Diante dos fatos, o dono do bar foi preso em flagrante por uma série de infrações, como: desobediência (Artigo 330 do CP): por desrespeitar a ordem legal anterior da polícia para cessar a perturbação sonora; perturbação do trabalho ou do sossego alheios (Lei das Contravenções Penais): pela música em volume incompatível com o horário e a zona residencial; e venda/fornecimento de bebida alcoólica a menor (Estatuto da Criança e do Adolescente - ECA, Art. 243): crime considerado mais grave na ocasião.

"O proprietário foi cientificado de que, além da contravenção, ele estava cometendo o crime de desobediência e, de forma mais grave, infringindo o ECA ao servir álcool a menores", descreveu o relatório policial.
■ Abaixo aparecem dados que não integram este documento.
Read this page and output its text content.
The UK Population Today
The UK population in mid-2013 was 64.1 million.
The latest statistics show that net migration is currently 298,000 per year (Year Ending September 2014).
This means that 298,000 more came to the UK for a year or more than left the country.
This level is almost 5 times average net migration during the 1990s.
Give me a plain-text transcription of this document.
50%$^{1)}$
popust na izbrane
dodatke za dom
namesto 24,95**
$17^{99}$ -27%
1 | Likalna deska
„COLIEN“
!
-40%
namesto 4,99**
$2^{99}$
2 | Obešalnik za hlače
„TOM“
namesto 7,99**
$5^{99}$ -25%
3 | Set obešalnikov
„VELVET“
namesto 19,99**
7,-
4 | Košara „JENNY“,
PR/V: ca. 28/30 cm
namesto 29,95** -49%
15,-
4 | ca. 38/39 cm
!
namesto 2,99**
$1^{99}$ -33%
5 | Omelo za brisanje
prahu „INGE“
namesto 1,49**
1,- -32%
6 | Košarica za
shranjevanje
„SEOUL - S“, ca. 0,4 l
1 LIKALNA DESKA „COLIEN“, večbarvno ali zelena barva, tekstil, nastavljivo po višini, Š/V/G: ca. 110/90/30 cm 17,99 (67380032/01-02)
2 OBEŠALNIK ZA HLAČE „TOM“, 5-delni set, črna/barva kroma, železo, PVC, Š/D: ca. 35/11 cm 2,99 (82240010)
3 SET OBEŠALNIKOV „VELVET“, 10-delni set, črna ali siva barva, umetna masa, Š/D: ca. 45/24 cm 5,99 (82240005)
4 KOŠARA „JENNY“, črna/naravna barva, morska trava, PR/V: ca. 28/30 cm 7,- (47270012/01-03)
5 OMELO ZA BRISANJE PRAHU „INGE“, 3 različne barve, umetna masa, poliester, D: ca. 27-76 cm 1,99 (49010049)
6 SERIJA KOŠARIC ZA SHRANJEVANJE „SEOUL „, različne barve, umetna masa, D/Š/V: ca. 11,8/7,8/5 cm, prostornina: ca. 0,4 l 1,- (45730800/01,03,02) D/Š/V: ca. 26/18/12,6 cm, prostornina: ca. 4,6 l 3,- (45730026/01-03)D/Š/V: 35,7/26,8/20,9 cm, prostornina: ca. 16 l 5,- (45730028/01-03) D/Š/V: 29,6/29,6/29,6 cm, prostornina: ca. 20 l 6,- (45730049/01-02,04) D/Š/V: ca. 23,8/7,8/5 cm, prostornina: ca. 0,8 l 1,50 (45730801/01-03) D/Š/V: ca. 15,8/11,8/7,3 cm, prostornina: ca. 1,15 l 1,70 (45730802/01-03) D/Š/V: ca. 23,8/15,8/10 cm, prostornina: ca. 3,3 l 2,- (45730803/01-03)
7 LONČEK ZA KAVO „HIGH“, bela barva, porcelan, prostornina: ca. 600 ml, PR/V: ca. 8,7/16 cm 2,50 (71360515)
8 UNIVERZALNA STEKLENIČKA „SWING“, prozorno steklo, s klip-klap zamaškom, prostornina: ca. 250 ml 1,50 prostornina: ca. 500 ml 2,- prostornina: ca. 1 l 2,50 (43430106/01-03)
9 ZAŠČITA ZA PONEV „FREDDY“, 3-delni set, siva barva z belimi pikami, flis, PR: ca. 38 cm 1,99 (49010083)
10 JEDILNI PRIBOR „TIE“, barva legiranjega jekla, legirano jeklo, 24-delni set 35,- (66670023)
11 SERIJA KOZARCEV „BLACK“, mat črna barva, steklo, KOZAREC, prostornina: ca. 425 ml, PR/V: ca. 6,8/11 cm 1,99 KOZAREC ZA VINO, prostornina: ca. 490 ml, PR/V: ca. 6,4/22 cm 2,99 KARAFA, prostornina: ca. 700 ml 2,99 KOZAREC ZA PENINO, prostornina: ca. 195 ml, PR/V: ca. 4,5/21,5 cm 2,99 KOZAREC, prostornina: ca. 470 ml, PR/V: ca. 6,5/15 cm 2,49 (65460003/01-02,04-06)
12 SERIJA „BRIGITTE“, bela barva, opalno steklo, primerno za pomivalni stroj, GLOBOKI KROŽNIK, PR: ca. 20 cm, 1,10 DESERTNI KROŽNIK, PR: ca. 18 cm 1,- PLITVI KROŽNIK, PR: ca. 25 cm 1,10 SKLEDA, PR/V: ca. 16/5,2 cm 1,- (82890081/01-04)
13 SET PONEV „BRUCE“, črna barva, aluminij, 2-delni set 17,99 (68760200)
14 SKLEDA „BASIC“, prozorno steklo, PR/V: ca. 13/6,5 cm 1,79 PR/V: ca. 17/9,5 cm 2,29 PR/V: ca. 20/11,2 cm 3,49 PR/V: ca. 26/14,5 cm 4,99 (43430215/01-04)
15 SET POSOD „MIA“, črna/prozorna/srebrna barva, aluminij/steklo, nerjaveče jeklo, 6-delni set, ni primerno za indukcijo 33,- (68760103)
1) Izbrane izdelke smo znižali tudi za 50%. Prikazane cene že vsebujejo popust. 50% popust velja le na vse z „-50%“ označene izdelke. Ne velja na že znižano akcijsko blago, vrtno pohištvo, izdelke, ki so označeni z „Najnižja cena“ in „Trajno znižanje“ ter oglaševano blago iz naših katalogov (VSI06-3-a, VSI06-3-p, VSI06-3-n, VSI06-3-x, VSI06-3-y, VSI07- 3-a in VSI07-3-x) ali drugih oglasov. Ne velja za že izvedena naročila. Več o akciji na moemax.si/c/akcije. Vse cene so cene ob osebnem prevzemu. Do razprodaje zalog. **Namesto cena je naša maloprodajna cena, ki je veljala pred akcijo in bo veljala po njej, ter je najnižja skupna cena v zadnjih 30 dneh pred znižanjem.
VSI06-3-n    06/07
A caixa de som que causava o transtorno foi apreendida e encaminhada à Delegacia de Polícia Civil de Patos de Minas, juntamente com o proprietário preso. Os adolescentes foram identificados e liberados aos responsáveis. As vítimas da perturbação do sossego, moradores da região, também foram devidamente qualificadas no boletim de ocorrência.

A operação serve como um alerta sobre a atuação da polícia em casos de reincidência e, principalmente, sobre a fiscalização rigorosa da venda de bebidas a menores, uma prática ilegal que coloca em risco a saúde e a segurança de adolescentes.